I raise the key to the lock, but it doesn’t fit. I wiggle it this way and that, cajole and plead and curse under my breath. God, I miss the Millennium Tower concierge already. I shove the weight of my body into the door, but it doesn’t even rattle. From the moment we set foot in Sea-Tac this morning, the day has gone from bad to worse. My head hurts and I’m sweaty. My nerves are shot, and my sanity is barely hanging on. I stomp one foot in frustration, and the four-inch heel of my Manolo sinks into the old wooden porch. It sinks so far that it won’t come out when I scrunch my toes and lift my foot. I look over my shoulder at my mother, who is so close that she’s almost on top of me. “It’s not the right key.”

“That’s the key, all right.”

The humidity. The key. My shoe stuck in the porch. The flight from hell. I don’t know how much more I can take. “You try.” I shove the key at Mom, who hands it off to Lindsey.

I step out of my black pump and allow the strongest woman I know to take my place. She pushes and pulls on the door as she shakes the handle and tries to fit the key into the lock all at the same time. She slams a shoulder into it, and, for several hopeful moments, I think the hinges might give out, but the solid old door doesn’t budge. “Wrong key.”

“Wynonna must have stolen the good key. She stole my pink nightie and framed picture of Rowdy Yates.”

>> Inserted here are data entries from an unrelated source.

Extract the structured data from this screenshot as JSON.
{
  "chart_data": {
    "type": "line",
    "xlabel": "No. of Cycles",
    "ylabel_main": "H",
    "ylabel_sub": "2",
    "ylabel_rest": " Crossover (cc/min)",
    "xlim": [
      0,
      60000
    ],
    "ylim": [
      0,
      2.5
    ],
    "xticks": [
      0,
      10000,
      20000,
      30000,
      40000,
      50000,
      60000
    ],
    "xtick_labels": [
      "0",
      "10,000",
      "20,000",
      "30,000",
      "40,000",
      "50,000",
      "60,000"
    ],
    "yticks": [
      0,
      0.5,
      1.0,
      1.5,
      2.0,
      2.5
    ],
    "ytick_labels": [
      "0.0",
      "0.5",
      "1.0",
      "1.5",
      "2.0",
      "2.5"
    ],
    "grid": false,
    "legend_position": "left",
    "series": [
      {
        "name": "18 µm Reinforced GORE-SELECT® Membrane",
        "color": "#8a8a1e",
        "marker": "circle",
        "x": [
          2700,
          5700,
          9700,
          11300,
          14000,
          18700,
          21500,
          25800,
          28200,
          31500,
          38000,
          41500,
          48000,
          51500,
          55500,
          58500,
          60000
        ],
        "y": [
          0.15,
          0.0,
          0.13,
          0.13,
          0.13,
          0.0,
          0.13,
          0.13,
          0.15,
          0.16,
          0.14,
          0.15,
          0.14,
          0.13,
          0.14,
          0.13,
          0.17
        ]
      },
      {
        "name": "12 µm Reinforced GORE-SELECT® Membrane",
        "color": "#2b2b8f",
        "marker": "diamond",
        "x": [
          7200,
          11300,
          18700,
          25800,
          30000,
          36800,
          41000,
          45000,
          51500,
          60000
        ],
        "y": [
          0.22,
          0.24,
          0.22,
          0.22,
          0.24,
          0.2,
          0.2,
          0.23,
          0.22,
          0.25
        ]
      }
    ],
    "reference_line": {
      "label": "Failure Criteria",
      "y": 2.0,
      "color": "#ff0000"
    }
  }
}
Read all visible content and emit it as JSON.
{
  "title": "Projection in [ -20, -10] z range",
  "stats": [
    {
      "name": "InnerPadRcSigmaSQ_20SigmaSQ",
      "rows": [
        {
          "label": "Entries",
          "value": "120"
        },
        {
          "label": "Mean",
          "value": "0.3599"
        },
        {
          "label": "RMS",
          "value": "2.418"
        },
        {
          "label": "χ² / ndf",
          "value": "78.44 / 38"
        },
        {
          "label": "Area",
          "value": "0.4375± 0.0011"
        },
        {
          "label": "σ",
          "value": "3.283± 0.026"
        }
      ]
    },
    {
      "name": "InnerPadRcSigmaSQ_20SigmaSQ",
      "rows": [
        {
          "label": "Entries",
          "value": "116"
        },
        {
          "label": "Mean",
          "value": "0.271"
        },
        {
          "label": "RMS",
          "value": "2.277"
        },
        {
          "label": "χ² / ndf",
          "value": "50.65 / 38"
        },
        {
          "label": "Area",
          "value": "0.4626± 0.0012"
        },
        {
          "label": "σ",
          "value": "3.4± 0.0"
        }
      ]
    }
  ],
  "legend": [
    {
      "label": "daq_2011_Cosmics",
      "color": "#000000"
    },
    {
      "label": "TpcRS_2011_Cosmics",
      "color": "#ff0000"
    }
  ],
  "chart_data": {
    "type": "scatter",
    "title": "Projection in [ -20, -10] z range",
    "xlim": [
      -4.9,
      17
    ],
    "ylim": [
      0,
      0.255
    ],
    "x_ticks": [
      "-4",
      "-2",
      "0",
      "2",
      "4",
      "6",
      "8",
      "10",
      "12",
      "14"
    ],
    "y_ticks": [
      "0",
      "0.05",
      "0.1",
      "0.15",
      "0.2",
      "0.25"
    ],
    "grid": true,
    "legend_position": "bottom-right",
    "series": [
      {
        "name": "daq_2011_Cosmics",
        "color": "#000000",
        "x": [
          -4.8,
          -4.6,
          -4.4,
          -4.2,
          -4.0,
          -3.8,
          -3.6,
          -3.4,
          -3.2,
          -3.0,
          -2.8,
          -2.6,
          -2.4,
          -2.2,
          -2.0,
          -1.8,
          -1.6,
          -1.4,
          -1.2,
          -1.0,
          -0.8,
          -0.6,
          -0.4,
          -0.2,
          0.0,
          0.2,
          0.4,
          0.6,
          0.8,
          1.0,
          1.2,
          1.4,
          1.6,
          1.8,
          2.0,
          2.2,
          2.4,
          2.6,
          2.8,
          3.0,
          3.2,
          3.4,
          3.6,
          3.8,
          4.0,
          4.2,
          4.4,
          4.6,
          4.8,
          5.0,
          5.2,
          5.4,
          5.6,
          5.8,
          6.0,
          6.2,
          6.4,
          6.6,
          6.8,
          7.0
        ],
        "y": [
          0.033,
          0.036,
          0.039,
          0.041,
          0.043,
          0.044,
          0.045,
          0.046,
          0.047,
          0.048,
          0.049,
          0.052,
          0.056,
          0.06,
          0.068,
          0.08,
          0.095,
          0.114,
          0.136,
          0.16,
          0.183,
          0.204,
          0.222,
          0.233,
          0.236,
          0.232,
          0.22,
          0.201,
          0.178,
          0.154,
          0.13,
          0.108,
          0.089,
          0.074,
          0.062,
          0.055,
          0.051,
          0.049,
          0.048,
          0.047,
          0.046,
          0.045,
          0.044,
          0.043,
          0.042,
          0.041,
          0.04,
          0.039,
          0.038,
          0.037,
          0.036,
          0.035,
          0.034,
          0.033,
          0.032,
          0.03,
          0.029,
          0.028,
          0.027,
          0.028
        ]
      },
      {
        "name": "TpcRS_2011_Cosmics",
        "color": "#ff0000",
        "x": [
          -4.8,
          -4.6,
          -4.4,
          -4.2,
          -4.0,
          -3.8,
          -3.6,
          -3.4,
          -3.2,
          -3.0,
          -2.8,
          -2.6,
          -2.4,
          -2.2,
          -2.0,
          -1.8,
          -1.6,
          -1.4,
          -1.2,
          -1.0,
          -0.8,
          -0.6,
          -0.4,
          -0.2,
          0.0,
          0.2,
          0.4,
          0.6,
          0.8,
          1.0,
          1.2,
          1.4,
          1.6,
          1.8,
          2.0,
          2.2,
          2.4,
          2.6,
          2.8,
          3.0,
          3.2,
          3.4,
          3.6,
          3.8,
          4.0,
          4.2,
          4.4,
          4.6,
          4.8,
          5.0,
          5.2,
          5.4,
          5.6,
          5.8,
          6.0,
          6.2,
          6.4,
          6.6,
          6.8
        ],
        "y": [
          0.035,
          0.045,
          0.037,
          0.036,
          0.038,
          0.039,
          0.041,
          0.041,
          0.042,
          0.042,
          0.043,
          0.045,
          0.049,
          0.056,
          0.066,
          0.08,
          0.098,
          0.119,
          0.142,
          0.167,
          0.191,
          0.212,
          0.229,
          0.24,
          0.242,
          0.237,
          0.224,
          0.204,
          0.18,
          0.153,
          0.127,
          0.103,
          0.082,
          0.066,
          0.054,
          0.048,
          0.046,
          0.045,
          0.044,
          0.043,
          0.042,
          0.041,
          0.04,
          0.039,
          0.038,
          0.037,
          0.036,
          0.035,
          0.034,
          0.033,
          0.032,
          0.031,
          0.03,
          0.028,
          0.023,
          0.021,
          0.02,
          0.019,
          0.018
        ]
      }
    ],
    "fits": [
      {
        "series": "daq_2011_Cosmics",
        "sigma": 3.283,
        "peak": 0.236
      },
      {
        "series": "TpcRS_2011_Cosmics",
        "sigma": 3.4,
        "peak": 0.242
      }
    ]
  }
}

I feel a tiny twitch in the corner of my eye—never a good sign.

“Maybe it’s to the back door,” Lindsey suggests, and she and Mother turn and walk around the right side of the porch. They just leave me, but I’m okay with that and bend down to retrieve my shoe from the hole I’ve created. I pull at it four times before it comes free, and I stumble back a few steps. The heel is a little loose, and the leather is stripped like an inside-out umbrella. This is the second pair of ruined pumps in two months. I only packed three others. At this rate, I’ll be out of shoes by May. Well, except for four pairs of boots, six pairs of sandals, and a pair of Nikes I threw in at the last minute.

It’s getting hotter and more humid by the second, and my silk blouse is stuck to my skin. The heel of my shoe feels a bit wonky, and I put as little weight on it as possible as I follow Mom and Lindsey. I could take my shoes off and go barefoot, but I’m wearing pantyhose, and the fear of splinters is real enough to keep them on my feet.

By the time I limp my way to Mom and Lindsey, they’re standing at a door that looks very much like the one in front. In fact, the back of the house is almost as grand as the front. Or was grand at one time.

“How’s it going?” I ask as I limp toward them.

Mother is smiling, but Lindsey isn’t. Not a good sign.

“I swear, it’s just so beautiful back here,” Mom gushes.

Clearly my mother and I are not on the same planet, let alone in the same clumpy yard in Louisiana. It appears that someone has recently attempted to mow the lawn and weeds, but beyond that, the shrubs are a nightmare. Cypress trees tower over a roofless garçonnière and what is left of the original kitchen. Kudzu has nearly swallowed most of the older structures and crumbling chimneys at the far end of the yard where the bayou meanders along, filled with creepy critters. I know that somewhere behind the converted garage to my right is a cobblestone lane that leads to the old family cemetery where my mother expects to be buried.

“Why are you walking funny?” my mother wants to know.

“I broke a heel.” If I am careful and keep my weight off my shoe, I think it can be easily repaired. I might spend a lot of money on clothes and shoes, but I take good care of them so they will last.